— Это их общая идея с Сарычевым. Комиссия из главка была.
— Я же тебе, Казимир, говорил… Ты зря на главного наскакивал. Он башковитый…
— Слишком самоуверенный.
— Нет, он уверенный, а это совсем другое.
— Когда он в первый раз приехал к нам, его Зернов встретил и спросил: «Что вам больше всего понравилось в нашем городе?» А тот знаешь что ответил? «То, что я здесь». Мальчишка! Это королю позволительно так говорить, и он туда же!
— Зернов расскажет, только слушай.
— Зернов, Матвеич, дурак. Он всех людей разделяет на угодных и неугодных ему лично, а их надо оценивать по тому, чего они стоят.
— Ты всех, Казимир, ругаешь, — вздохнул Иван Матвеевич. — У тебя все либо дураки, либо кретины.
— Не всех. Твой Сарычев не дурак. Дурак всех учит, а умный у всех учится. Вот и вся разница.

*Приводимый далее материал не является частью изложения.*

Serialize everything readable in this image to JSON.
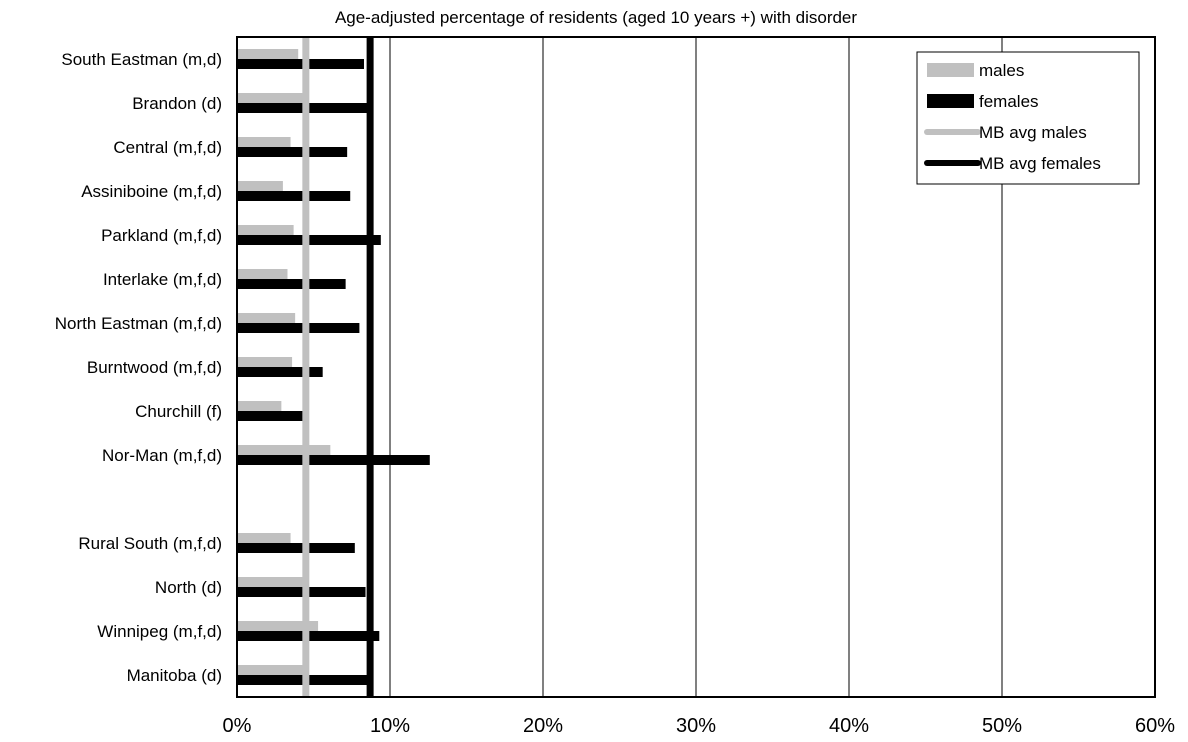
{
  "chart_data": {
    "type": "bar",
    "orientation": "horizontal",
    "title": "Age-adjusted percentage of residents (aged 10 years +) with disorder",
    "categories": [
      "South Eastman (m,d)",
      "Brandon (d)",
      "Central (m,f,d)",
      "Assiniboine (m,f,d)",
      "Parkland (m,f,d)",
      "Interlake (m,f,d)",
      "North Eastman (m,f,d)",
      "Burntwood (m,f,d)",
      "Churchill (f)",
      "Nor-Man (m,f,d)",
      "",
      "Rural South (m,f,d)",
      "North (d)",
      "Winnipeg (m,f,d)",
      "Manitoba (d)"
    ],
    "series": [
      {
        "name": "males",
        "color": "#c0c0c0",
        "values": [
          4.0,
          4.5,
          3.5,
          3.0,
          3.7,
          3.3,
          3.8,
          3.6,
          2.9,
          6.1,
          null,
          3.5,
          4.5,
          5.3,
          4.5
        ]
      },
      {
        "name": "females",
        "color": "#000000",
        "values": [
          8.3,
          8.5,
          7.2,
          7.4,
          9.4,
          7.1,
          8.0,
          5.6,
          4.4,
          12.6,
          null,
          7.7,
          8.4,
          9.3,
          8.7
        ]
      }
    ],
    "reference_lines": [
      {
        "name": "MB avg males",
        "value": 4.5,
        "color": "#c0c0c0"
      },
      {
        "name": "MB avg females",
        "value": 8.7,
        "color": "#000000"
      }
    ],
    "xlim": [
      0,
      60
    ],
    "x_ticks": [
      "0%",
      "10%",
      "20%",
      "30%",
      "40%",
      "50%",
      "60%"
    ],
    "x_tick_values": [
      0,
      10,
      20,
      30,
      40,
      50,
      60
    ],
    "legend": {
      "placement": "top-right",
      "entries": [
        "males",
        "females",
        "MB avg males",
        "MB avg females"
      ]
    },
    "grid": "vertical"
  }
}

— Это верно, умный научится большему у дурака, чем дурак у умного…
— Вот видишь, Матвеич, — поднялся Ситковский, — кажется, я немножко разговорил тебя. Ты отдыхай, а я пойду. Где здесь собачий обед? — И нагнулся над тумбочкой. — О-о, да тут у тебя на роту солдат!
— Все забирай, — качнул головой Иван Матвеевич. — Мне теперь без надобности. — Он стал тяжело переваливать свое непослушное тело на бок. Ситковский помог ему. Глаза Митрошина были полуоткрыты. Невидящий взгляд упирался в ковер. Ситковский постоял над ним с миской в руках и тихо пошел к выходу.

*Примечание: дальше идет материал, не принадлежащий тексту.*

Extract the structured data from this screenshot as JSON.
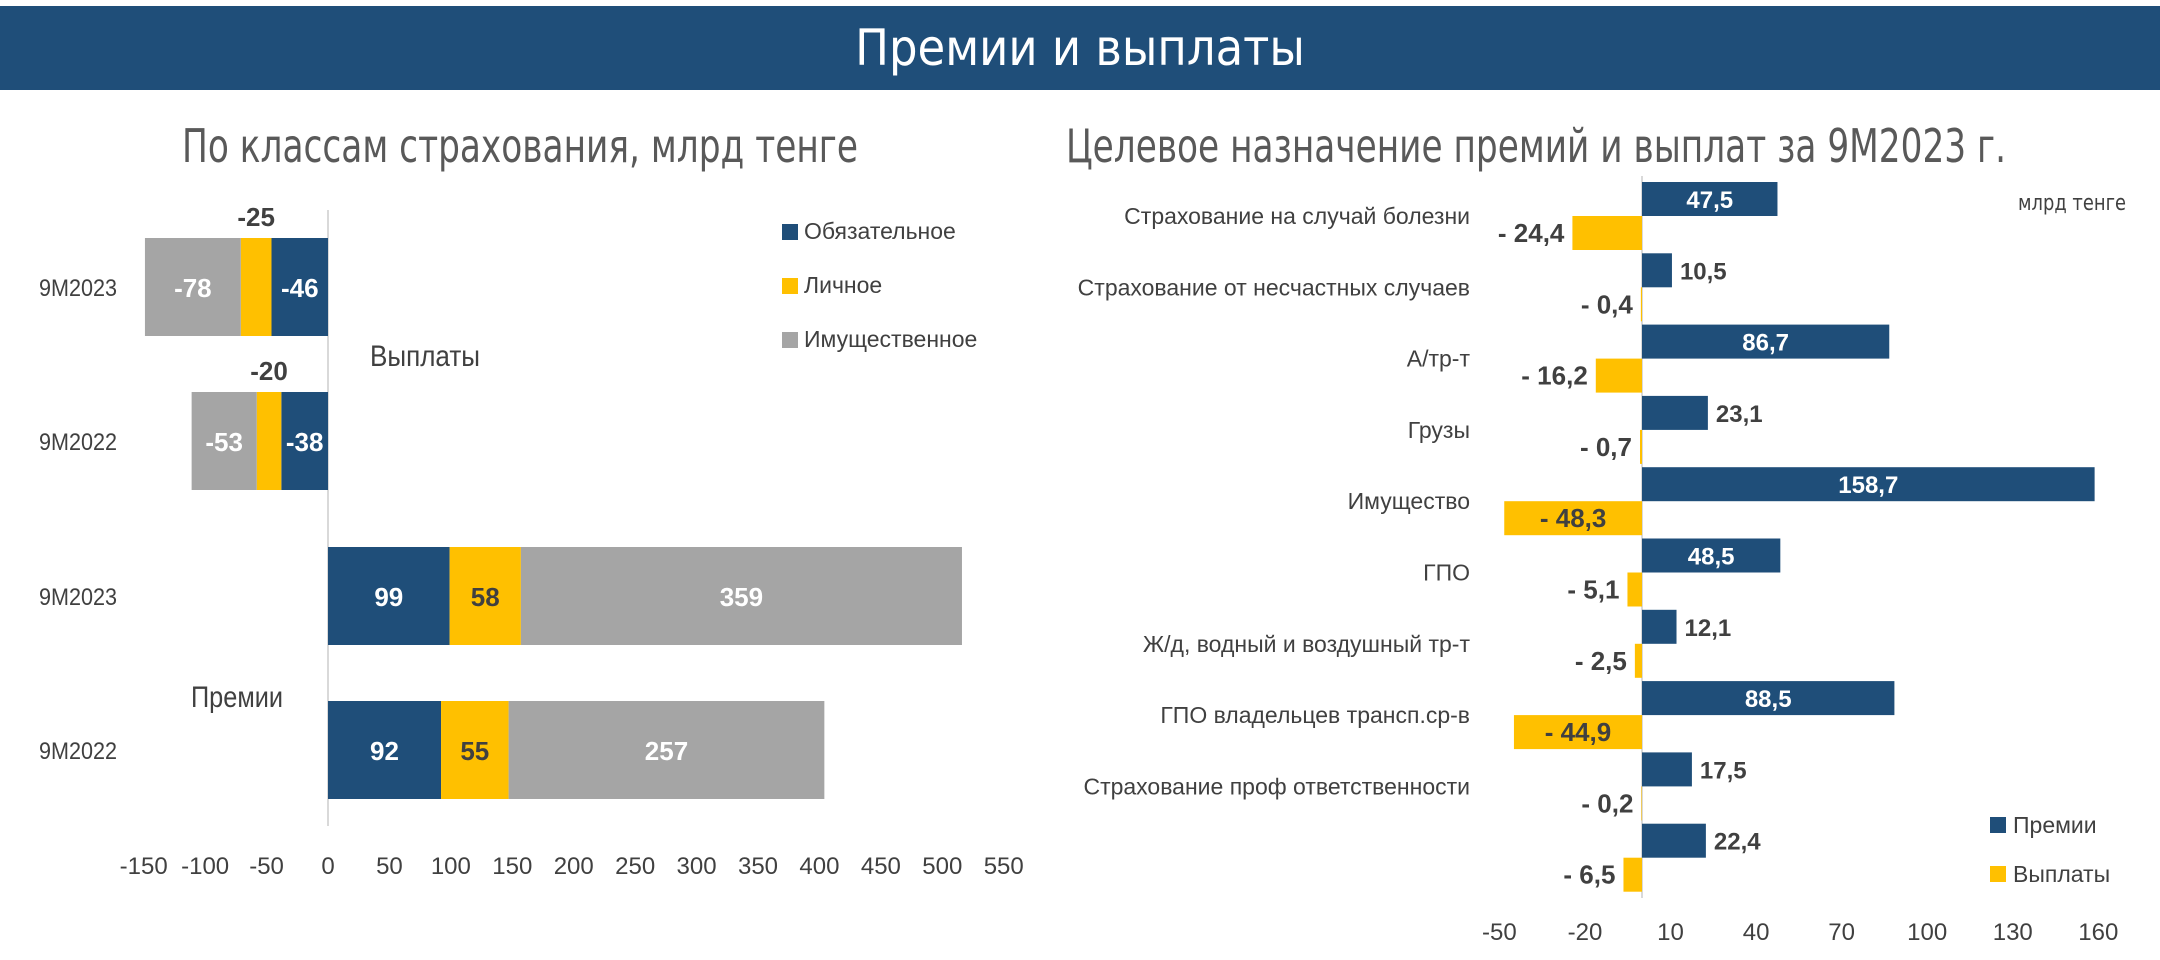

Уже в саду, у открытого окна, он негромко шумнул:
— Ну я пошел, Матвеич… — Хотел добавить «Прощай», но не смог, а только повторил: — Пошел я, Матвеич, слышишь?..
Митрошин не отозвался. Он лежал к стене лицом и не мог сдержать слез. Они катились из его закрытых глаз, и не было у него сил вытереть их.
11
— Я просыпаюсь и уже счастлив. Не знаю отчего. Просто счастлив — и все. Пытаюсь объяснить себе и не могу, понимаете? — Димка зажмурил глаза и потряс головою, будто это должно было объяснить Стасю и Вите то его состояние, которое было давно и теперь безвозвратно ушло. — Счастлив — просто так. Оттого, что светит солнце, растет трава… или падает снег. Оттого, что вы живете на свете и живу я. Счастлив — и все, без причины. Сколько у меня было таких дней? Не знаю, но знаю, были. Помнишь, Стась, мы жили на Пятницкой, у паровозного депо? Гремели составы, по селектору ночью горланили диспетчеры, а все равно хорошо было…

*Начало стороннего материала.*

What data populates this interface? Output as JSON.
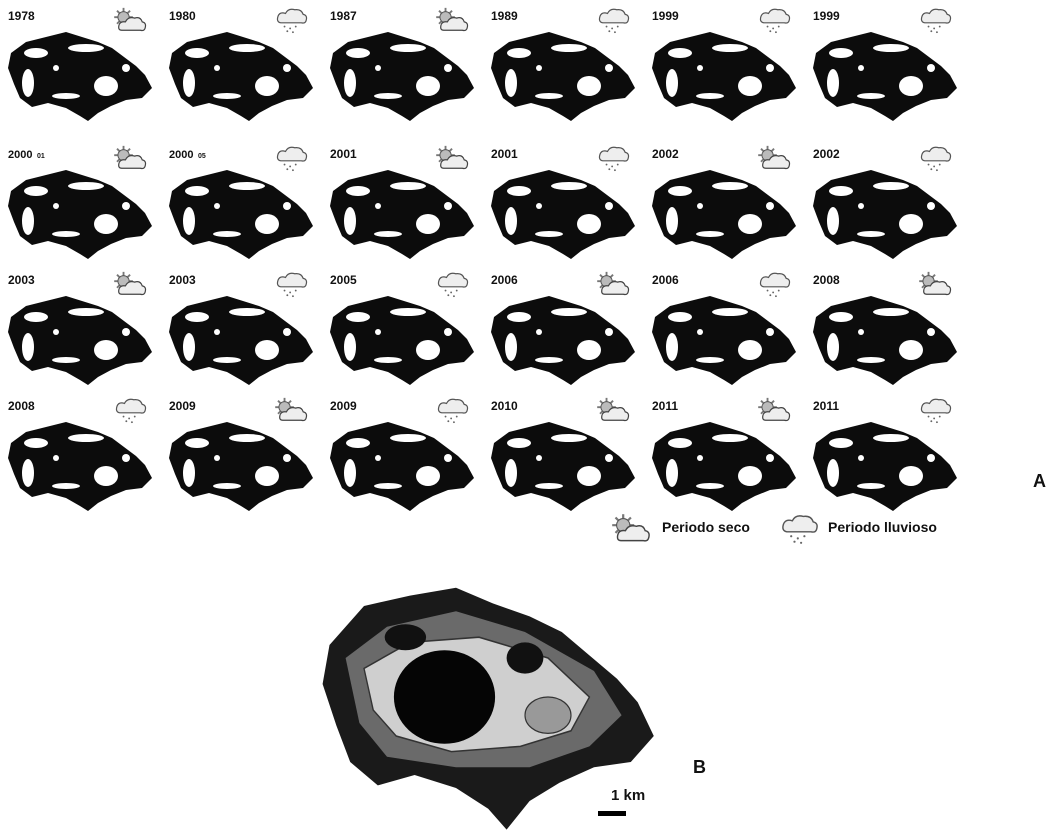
{
  "panels": [
    {
      "label": "1978",
      "icon": "dry"
    },
    {
      "label": "1980",
      "icon": "rain"
    },
    {
      "label": "1987",
      "icon": "dry"
    },
    {
      "label": "1989",
      "icon": "rain"
    },
    {
      "label": "1999",
      "icon": "rain"
    },
    {
      "label": "1999",
      "icon": "rain"
    },
    {
      "label": "2000",
      "sub": "01",
      "icon": "dry"
    },
    {
      "label": "2000",
      "sub": "05",
      "icon": "rain"
    },
    {
      "label": "2001",
      "icon": "dry"
    },
    {
      "label": "2001",
      "icon": "rain"
    },
    {
      "label": "2002",
      "icon": "dry"
    },
    {
      "label": "2002",
      "icon": "rain"
    },
    {
      "label": "2003",
      "icon": "dry"
    },
    {
      "label": "2003",
      "icon": "rain"
    },
    {
      "label": "2005",
      "icon": "rain"
    },
    {
      "label": "2006",
      "icon": "dry"
    },
    {
      "label": "2006",
      "icon": "rain"
    },
    {
      "label": "2008",
      "icon": "dry"
    },
    {
      "label": "2008",
      "icon": "rain"
    },
    {
      "label": "2009",
      "icon": "dry"
    },
    {
      "label": "2009",
      "icon": "rain"
    },
    {
      "label": "2010",
      "icon": "dry"
    },
    {
      "label": "2011",
      "icon": "dry"
    },
    {
      "label": "2011",
      "icon": "rain"
    }
  ],
  "legend": {
    "dry": "Periodo seco",
    "rain": "Periodo lluvioso"
  },
  "labels": {
    "a": "A",
    "b": "B"
  },
  "scale": "1 km"
}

Стась и Вита разыскали Димку через два дня после его ухода из дому в общежитии моторного завода, в новом районе на окраине города. Они обошли всех его приятелей, пока не обнаружили Димку здесь, и сразу, позвонив не находившей себе места матери, сообщили, что беглец нашелся. Сидели в просторной комнате и слушали его «полупьяный бред», как сказал Стась на ухо Вите.
Димка полулежал на кровати поверх сбившегося под ним одеяла в брюках, в носках и без рубашки. Лицо осунувшееся, с большими темными полукружьями под глазами. Бледные истонченные щеки ввалились, а неспокойные глаза горели лихорадочным блеском.
— Ты что же, Дима, делаешь? — еле сдерживая себя, начал Стась. Вита дотронулась до его руки, но он отдернул ее. — Что же делаешь?